Pork Loin with White Wine Reduction


There are so many ways to make a sauce, but most have one of the following main ingredients: heavy cream, butter or wine. And, yes, some great sauces use all three. The one I invented last Friday night used a white wine reduction.


Breaded Pork Loin with White Wine Reduction
Serves 4

4 pork loin cutlets, trimmed of fat
1 egg, white only - discard yoke
1 tablespoon orange juice
1 cup bread crumbs
1 tablespoon chopped fresh parsley
salt and pepper to taste
2 tablespoons butter
2 tablespoons olive oil

For Sauce:
1/2 cup of white wine, Chardonnay or table wine
4 tablespoons butter
1/4 medium red onion or 1 shallot, finely chopped
Juice from half a lemon
1/2 teaspoon capers
salt and pepper to taste


Heat butter and olive oil in medium high saute pan. Place pork loin cutlets between saran wrap and pound thin with meat tenderizer. Mix egg white and orange juice together in shallow bowl. Mix bread crumbs, fresh parsley, and salt and pepper in a separate shallow bowl. Dip pork cutlets into egg wash and then dip into bread crumb mixture, coating both sides. Cook cutlets for about 5 minutes on each side. Remove cutlets from pan.

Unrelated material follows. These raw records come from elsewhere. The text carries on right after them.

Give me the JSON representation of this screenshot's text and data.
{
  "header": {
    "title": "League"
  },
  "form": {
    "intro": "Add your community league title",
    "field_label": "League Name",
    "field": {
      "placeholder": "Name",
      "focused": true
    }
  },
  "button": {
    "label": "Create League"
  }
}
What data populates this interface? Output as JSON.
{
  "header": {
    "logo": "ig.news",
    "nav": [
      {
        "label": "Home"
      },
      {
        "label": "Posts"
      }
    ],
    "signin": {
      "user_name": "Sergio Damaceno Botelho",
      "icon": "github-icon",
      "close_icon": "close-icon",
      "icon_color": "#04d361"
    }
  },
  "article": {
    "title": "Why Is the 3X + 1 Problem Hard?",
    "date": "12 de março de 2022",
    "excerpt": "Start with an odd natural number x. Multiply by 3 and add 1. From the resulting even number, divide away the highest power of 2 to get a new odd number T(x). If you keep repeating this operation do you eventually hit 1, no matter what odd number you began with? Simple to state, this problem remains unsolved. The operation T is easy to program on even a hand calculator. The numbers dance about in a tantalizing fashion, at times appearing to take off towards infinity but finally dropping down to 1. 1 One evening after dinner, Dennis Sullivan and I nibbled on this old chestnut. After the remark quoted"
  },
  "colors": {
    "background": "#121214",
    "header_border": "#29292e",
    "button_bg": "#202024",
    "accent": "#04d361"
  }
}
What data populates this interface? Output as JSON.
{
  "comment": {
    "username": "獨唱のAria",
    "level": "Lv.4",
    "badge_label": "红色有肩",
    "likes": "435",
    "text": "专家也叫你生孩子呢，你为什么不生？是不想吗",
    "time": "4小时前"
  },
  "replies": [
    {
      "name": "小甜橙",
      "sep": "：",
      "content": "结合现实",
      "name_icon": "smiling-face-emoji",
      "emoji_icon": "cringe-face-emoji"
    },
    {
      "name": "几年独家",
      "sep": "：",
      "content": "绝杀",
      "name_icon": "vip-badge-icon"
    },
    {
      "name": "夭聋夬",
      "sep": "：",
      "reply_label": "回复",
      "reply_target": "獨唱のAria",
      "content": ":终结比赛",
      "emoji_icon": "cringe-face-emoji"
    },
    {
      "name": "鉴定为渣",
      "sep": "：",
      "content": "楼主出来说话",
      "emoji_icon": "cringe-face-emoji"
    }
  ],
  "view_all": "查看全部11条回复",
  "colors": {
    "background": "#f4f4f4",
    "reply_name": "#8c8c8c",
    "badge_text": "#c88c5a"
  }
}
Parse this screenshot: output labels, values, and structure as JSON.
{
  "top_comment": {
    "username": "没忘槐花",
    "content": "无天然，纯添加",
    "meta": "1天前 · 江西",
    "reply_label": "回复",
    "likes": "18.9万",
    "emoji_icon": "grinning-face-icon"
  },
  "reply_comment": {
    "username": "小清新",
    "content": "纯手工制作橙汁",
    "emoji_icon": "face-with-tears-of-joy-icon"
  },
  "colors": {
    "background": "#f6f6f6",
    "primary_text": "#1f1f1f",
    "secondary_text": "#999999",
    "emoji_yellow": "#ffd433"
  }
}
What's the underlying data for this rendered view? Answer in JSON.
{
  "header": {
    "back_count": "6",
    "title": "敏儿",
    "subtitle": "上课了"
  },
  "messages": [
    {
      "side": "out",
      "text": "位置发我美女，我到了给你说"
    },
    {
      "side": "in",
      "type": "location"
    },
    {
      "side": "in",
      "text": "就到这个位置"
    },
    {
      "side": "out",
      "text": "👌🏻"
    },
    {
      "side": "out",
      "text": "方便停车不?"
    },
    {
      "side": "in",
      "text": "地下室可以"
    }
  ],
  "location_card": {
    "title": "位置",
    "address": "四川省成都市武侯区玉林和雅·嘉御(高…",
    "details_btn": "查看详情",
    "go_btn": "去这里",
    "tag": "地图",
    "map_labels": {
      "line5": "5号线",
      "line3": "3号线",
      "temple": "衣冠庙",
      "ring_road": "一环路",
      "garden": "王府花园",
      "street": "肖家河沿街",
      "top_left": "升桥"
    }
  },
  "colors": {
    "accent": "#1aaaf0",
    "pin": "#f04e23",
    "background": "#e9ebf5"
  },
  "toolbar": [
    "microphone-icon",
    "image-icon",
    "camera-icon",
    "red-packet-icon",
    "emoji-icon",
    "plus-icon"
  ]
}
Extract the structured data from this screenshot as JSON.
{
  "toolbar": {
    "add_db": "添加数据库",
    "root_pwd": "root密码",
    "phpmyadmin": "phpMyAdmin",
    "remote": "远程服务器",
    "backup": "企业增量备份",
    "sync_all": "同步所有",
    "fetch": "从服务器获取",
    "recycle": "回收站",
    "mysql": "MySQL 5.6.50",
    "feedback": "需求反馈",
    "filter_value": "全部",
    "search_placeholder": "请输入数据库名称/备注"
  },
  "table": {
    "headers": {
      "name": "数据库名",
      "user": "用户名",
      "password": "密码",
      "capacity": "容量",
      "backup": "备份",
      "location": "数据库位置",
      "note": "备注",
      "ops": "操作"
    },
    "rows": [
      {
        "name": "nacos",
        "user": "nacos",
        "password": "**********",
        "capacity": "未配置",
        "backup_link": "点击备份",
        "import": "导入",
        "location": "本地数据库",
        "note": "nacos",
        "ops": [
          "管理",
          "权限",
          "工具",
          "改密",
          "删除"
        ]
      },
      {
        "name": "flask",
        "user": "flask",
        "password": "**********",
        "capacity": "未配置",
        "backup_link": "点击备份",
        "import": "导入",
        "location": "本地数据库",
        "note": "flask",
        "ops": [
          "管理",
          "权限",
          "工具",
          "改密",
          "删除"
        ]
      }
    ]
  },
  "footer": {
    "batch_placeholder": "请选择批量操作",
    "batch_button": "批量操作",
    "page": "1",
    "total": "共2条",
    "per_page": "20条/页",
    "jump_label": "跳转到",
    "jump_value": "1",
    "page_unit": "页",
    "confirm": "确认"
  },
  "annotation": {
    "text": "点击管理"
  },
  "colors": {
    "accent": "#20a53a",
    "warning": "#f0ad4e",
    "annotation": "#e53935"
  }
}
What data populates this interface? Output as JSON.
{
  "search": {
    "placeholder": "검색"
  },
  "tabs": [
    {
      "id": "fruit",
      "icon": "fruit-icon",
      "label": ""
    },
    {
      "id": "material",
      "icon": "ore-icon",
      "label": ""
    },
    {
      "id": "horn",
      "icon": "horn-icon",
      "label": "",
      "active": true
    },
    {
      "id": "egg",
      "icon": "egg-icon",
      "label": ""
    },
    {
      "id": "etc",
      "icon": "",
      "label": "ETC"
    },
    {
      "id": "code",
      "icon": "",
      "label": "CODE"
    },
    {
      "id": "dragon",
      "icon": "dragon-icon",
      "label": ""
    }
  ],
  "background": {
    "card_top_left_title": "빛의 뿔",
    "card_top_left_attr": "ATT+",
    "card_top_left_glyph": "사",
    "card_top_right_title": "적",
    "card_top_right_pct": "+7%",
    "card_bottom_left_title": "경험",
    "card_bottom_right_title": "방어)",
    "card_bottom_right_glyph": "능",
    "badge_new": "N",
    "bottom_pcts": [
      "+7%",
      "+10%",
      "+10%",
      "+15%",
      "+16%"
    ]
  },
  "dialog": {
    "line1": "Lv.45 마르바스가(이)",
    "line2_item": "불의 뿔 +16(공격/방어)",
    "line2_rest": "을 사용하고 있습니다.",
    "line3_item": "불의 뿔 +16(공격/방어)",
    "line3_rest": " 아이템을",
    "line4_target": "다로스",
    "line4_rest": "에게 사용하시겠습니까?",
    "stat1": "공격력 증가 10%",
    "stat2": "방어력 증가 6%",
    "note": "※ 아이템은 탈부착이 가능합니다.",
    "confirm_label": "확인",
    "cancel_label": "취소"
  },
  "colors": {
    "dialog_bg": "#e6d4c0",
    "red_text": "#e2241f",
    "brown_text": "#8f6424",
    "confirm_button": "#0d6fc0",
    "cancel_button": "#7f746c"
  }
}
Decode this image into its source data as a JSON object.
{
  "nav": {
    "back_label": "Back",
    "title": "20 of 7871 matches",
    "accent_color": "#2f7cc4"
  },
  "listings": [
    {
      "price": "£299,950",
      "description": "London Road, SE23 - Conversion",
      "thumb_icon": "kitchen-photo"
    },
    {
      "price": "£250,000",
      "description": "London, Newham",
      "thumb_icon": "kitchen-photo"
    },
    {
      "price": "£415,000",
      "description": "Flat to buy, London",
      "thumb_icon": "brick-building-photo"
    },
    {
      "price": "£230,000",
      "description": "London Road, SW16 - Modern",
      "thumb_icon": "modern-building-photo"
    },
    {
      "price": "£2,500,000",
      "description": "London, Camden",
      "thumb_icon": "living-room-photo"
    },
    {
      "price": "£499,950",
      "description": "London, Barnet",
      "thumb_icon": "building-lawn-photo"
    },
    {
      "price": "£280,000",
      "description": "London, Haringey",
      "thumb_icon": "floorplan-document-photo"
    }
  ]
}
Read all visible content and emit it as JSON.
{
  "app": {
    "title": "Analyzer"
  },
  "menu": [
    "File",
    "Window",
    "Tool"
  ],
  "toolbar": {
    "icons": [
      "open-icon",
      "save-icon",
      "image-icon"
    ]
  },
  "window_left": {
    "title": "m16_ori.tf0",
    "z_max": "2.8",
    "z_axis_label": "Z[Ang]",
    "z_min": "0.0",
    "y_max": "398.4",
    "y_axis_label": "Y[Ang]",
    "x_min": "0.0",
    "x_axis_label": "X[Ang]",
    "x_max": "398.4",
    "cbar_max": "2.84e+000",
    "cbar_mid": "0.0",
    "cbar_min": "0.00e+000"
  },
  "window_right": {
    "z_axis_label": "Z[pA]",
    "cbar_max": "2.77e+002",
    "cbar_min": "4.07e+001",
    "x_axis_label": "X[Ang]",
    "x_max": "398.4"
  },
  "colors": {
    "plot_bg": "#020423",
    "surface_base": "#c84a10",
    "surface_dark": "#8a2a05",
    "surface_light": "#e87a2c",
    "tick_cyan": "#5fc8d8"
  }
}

In saute pan, add onions and 1 tablespoon of butter, if necessary. Cook onions until translucent, about 2 minutes. Add capers and cook for 1 minute with onions. Add white wine and reduce by half. Add lemon juice, remaining 3 tablespoons of butter, and salt and pepper whisking ingredients to wine reduction. Return cutlets to pan for about 1 or 2 minutes as sauce thickens.

Remove cutlets from pan and pour sauce over to serve. Sprinkle with any remaining parsley, optional.